Add the following code.

from fastapi import FastAPI, Request, HTTPException
from fastapi.responses import HTMLResponse, JSONResponse
from fastapi.templating import Jinja2Templates
from transformers import pipeline, set_seed
import torch
import os
import logging
from pydantic import BaseModel

# Configure logging
logging.basicConfig(level=logging.INFO)
logger = logging.getLogger(__name__)

app = FastAPI()
templates = Jinja2Templates(directory="templates")

class PromptRequest(BaseModel):
    prompt: str
    max_length: int = 150  # Reduced default length to prevent rambling

# Model loading with better error handling
def load_model():
    try:
        device = "cuda" if torch.cuda.is_available() else "cpu"
        logger.info(f"Loading model on device: {device}")
        
        # Using gpt2 instead of distilgpt2 for better quality
        model_name = "gpt2"
        
        generator = pipeline(
            "text-generation",
            model=model_name,
            device=device,
            framework="pt",
            torch_dtype=torch.float16 if device == "cuda" else torch.float32
        )
        
        logger.info(f"Successfully loaded {model_name}")
        return generator
    except Exception as e:
        logger.error(f"Model loading failed: {str(e)}")
        return None

generator = load_model()

@app.get("/", response_class=HTMLResponse)
async def read_root(request: Request):
    return templates.TemplateResponse("index.html", {
        "request": request,
        "model_loaded": generator is not None
    })

@app.post("/generate")
async def generate_text(request_data: PromptRequest):
    if not generator:
        return JSONResponse(
            status_code=503,
            content={"error": "Model not loaded. Please try again later."}
        )
    
    try:
        set_seed(42)  # For reproducible results
        
        # Enhanced generation parameters
        output = generator(
            request_data.prompt,
            max_length=request_data.max_length,
            num_return_sequences=1,
            do_sample=True,
            temperature=0.7,          # Controls randomness
            top_k=50,                # Limits to top 50 probable tokens
            top_p=0.9,               # Nucleus sampling threshold
            repetition_penalty=1.5,  # Strong penalty for repetition
            no_repeat_ngram_size=3,  # Prevents 3-word repetitions
            early_stopping=True      # Stops when coherent answer is reached
        )
        
        # Clean up the output
        generated_text = output[0]["generated_text"]
        
        # Remove the input prompt if it appears in output
        if generated_text.startswith(request_data.prompt):
            generated_text = generated_text[len(request_data.prompt):].strip()
        
        # Truncate at last complete sentence
        last_period = generated_text.rfind('.')
        if last_period > 0:
            generated_text = generated_text[:last_period + 1]
            
        return {"output": generated_text}
        
    except Exception as e:
        logger.error(f"Generation error: {str(e)}")
        return JSONResponse(
            status_code=500,
            content={"error": f"Generation failed: {str(e)}"}
        )

if __name__ == "__main__":
    import uvicorn
    uvicorn.run(
        app,
        host="0.0.0.0",
        port=8000,
        reload=True,
        log_level="info"
    )

Key Components:

  • FastAPI: Handles HTTP requests.
  • transformers: Loads the GPT-2 model.
  • device=”cuda”: Ensures GPU acceleration.
  • POST /generate: Processes prompts and returns AI-generated text.

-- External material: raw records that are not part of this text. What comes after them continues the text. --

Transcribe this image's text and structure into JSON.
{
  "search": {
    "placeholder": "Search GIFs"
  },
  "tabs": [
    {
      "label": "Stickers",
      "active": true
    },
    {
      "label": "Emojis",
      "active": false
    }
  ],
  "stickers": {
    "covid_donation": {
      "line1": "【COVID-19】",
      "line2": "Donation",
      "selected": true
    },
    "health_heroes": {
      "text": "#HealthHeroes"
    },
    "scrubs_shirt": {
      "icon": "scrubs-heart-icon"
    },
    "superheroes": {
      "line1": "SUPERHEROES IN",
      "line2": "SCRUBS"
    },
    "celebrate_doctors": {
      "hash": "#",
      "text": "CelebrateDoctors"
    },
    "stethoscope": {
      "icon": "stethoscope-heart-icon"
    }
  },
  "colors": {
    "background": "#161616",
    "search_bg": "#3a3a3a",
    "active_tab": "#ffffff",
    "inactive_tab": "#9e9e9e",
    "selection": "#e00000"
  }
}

Step 5: Run the FastAPI Server

Start the server for testing.

uvicorn app:app --reload --host 0.0.0.0 --port 8000

Step 6: Access and Test the API

1. Open a browser and go to http://your-server-ip:8000.


2. Enter a prompt (e.g., “What is neural networks?“).
3. Click Generate Text and see the AI response!

Conclusion

You’ve deployed a Generative AI (GPT-2) model on an Ubuntu GPU server with a FastAPI backend and interactive web UI. This setup can be extended to models like LLaMA, Stable Diffusion, or Whisper. Now, go ahead and build amazing AI-powered applications!